I would also like to point out that the member isn't just losing a job or a career: serving in the military is a way of life, a culture all its own, and it is the member's identity. If you were to ask my husband which branch of the military he was in, he wouldn't tell you that he was in the army. He would say, “I was army.”
Our men and women who join the military go through basic training to learn this new culture or way of life. They're stripped down and turned into soldiers. Perhaps at the end of their career there should be an exit boot camp to teach that soldier, sailor, airman, or airwoman how to be a civilian.
Another thing that would be helpful would be to have the releasing member assigned a peer, someone who has already gone through the process, to provide them with support. As I mentioned earlier, we know that peer support is a crucial piece in a successful transition.

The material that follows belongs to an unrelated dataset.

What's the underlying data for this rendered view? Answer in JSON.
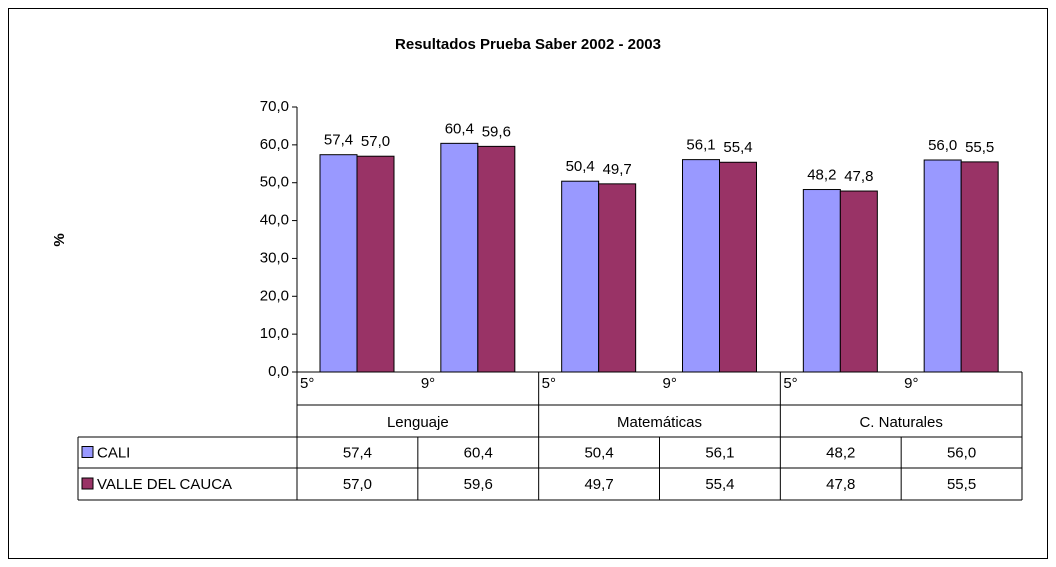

I'd like to go back to the medical release process for a minute, as it relates back to that seam that remains unclosed.
When a member is released from the military due to an injury—a physical or mental injury sustained as a result of service—that has been diagnosed by a Canadian Armed Forces medical officer, the member has to deal with a new department, Veterans Affairs Canada. You would think that they would accept the diagnosis of the Canadian Armed Forces medical officer, but no, that is not the case. They then have to be evaluated by a Veterans Affairs-approved physician. That physician may not agree with the diagnosis of the Canadian Armed Forces medical officer, so then what? Based on this new physician's opinion, the member does not receive a disability award—more financial stress. They can appeal the decision—more mental stress.
I know that this is not news to any of you. You've heard it all before. In fact, I brought it up myself the last time I was here. This process is a bureaucratic waste of time and money, but most importantly, it causes undue stress to the injured member.
In closing, I will mention suicide prevention. I don't think there's a concrete method of prevention, but I do think that we can put things in place to reduce the number of suicides. The first would be to keep the member in until things are lined up for them to transition seamlessly from DND to VAC. Maybe there needs to be a transition case manager who ensures that all paperwork is completed properly and who also ensures that the paperwork is not lost, as this seems to be a common problem. This process should include applications for benefits through VAC and SISIP before the member is released. A strong peer support network would also be very beneficial in suicide prevention. This would also include the veteran's specific treatment program.
Thank you again for the opportunity to speak with you today.